If you have 2 parents with jobs, who care about your academic and musical accomplishments, you're probably doing pretty well, even if they hit you once in a while.

You're gonna get them investigated by CPS, make them lose their job, make them more stressed out or the family poorer by breaking things, for what? So you can be in the care of people who care less and are even more abusive, with fewer resources?

Ideally you'd be able to find a somewhat trustworthy adult like a relative that could take you in, but that's not something a child can easily assess.
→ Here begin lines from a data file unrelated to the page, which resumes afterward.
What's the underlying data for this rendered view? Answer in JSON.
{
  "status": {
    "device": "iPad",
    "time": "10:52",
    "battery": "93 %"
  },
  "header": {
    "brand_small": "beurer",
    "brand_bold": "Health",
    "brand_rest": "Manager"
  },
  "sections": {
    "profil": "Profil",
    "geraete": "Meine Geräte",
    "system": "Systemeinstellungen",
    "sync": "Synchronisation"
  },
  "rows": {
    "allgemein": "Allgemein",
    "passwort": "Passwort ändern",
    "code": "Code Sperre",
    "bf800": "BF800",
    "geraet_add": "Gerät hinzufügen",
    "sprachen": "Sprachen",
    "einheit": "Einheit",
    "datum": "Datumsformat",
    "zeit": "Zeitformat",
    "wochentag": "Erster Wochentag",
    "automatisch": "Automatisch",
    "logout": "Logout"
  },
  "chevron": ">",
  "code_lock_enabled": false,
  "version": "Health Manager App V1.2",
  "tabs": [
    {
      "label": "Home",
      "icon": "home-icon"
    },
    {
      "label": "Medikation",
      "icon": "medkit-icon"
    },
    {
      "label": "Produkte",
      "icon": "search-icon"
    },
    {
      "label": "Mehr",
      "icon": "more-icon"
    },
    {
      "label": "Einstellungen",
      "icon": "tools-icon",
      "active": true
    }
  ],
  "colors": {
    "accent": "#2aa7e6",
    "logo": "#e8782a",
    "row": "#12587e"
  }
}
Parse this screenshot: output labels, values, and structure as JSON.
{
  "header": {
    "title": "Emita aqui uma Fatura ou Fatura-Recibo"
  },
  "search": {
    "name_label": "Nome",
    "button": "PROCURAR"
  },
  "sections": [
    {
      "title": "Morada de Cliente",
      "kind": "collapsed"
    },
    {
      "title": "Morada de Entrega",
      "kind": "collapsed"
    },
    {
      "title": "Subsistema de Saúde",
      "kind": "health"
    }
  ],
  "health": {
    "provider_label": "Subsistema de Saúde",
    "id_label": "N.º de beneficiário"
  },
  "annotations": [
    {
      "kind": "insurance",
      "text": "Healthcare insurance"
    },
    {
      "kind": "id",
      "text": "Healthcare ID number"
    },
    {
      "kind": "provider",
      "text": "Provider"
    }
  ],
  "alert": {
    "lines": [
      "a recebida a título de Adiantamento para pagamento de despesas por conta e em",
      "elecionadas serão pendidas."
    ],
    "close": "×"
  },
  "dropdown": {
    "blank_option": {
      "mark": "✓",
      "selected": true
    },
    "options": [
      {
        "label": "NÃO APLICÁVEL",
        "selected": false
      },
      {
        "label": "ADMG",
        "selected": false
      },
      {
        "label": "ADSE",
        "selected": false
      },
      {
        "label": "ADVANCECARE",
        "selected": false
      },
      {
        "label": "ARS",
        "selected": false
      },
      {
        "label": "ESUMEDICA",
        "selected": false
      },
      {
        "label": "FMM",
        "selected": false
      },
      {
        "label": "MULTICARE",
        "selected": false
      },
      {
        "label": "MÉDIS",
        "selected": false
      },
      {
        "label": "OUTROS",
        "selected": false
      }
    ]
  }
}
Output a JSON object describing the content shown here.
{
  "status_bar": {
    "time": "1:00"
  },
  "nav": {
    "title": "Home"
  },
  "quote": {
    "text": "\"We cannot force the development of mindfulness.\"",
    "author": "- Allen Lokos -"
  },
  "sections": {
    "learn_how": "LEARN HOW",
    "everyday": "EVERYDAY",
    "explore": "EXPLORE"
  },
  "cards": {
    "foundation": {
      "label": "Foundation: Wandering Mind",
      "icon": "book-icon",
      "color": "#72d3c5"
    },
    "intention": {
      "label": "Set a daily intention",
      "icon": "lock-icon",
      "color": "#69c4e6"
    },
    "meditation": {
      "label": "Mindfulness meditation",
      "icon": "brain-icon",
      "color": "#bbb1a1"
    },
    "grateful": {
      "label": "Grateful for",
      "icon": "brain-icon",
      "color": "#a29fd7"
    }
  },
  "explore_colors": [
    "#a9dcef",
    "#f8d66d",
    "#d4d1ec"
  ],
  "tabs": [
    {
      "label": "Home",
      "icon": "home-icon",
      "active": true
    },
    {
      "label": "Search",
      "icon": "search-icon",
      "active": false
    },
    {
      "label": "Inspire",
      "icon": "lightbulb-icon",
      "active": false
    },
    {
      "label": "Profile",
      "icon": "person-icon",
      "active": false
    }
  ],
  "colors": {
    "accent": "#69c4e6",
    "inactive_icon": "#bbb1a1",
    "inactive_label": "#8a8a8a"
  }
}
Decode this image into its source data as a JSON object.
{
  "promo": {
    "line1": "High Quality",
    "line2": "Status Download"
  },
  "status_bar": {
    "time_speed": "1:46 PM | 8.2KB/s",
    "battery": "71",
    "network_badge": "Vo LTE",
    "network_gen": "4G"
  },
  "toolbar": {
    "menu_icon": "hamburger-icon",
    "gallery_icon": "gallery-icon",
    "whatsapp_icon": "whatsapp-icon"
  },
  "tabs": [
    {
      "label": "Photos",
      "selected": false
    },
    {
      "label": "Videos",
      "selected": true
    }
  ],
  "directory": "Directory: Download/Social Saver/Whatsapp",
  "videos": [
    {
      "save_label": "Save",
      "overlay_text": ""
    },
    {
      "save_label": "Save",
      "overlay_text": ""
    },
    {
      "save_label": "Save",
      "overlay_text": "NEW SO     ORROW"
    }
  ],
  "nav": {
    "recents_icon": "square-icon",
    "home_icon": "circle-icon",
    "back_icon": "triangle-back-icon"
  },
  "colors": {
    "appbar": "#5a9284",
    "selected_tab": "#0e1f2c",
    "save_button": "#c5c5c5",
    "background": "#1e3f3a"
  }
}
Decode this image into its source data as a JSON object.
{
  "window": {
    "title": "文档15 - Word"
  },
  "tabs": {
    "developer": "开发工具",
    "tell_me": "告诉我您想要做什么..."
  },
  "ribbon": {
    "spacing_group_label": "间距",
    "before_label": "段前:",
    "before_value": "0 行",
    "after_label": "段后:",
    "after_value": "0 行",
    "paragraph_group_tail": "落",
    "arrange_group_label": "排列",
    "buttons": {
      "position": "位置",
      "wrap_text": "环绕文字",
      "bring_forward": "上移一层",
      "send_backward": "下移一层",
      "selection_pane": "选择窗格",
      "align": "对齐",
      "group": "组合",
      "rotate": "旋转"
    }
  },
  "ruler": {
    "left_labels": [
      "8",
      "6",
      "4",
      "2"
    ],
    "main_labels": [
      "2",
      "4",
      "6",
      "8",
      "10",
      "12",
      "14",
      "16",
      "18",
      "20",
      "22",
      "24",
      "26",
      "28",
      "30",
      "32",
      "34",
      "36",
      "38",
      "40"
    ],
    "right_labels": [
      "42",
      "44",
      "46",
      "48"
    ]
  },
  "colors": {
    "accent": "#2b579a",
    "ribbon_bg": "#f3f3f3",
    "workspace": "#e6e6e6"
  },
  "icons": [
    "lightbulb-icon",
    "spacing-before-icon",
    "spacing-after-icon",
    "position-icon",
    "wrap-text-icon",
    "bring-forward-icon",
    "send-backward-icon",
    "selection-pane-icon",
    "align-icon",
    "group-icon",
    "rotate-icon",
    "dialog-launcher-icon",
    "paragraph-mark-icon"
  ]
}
Additionally, parents have many non-violent ways of hurting their children if they escalate. Domestic violence charges that will stick to their background checks for years while they're looking for their first job, identity theft to ruin their credit, psych ward commitment...

Even the author concedes that their strategy is only viable if the parents are paper tigers, and TBH I feel like their conception of parents who aren't paper tigers is abstract at best.

What do you do with a parent who is no stranger to breaking their own windows? Or, to get personal, what do you do with a parent who would burn their own house down (It was a shoddily executed attempt at insurance fraud in which we lost far more than the insurance paid us.) and then have the kid drugged for being sad about it (Mom doctor shopped until she found someone willing to diagnose me with OCD.)?

Somehow this escaped me but still, why would a 'paper tiger' hit a kid? Probably because the kid did something wrong. Is it worth jeopardizing the only relationship you have with adults who have your best interests in mind over some moderate violence? Even if there is no significant escalation, parents can always simply give up on the child.

'Oh yes I never dissuaded you from getting into 100k in debt for an art degree because you'd break a window over it, remember?'

'Why did I not discourage you from dating this clearly abusive person? What was I supposed to do, hit you?'

'You got yourself disfigured and sterilized and we did nothing to stop you? Well we thought you were all grown-up all along'

Additionally, parents have many non-violent ways of hurting their children non-violently if they escalate. Domestic violence charges that will stick to their background checks for years while they're looking for their first job, identity theft to ruin their credit, psych ward commitment...

One of the silly and dangerous things about the exchange in Aella's post is that it doesn't distinguish between parental motivations. I suspect, though I can't know, that the parents of authors one and two are disciplining, whether wisely or unwisely, out of love, so those kids really don't have to worry about their parents trying to hurt them this way out of revenge. But kids from worse families who tried their advice could be burned pretty badly.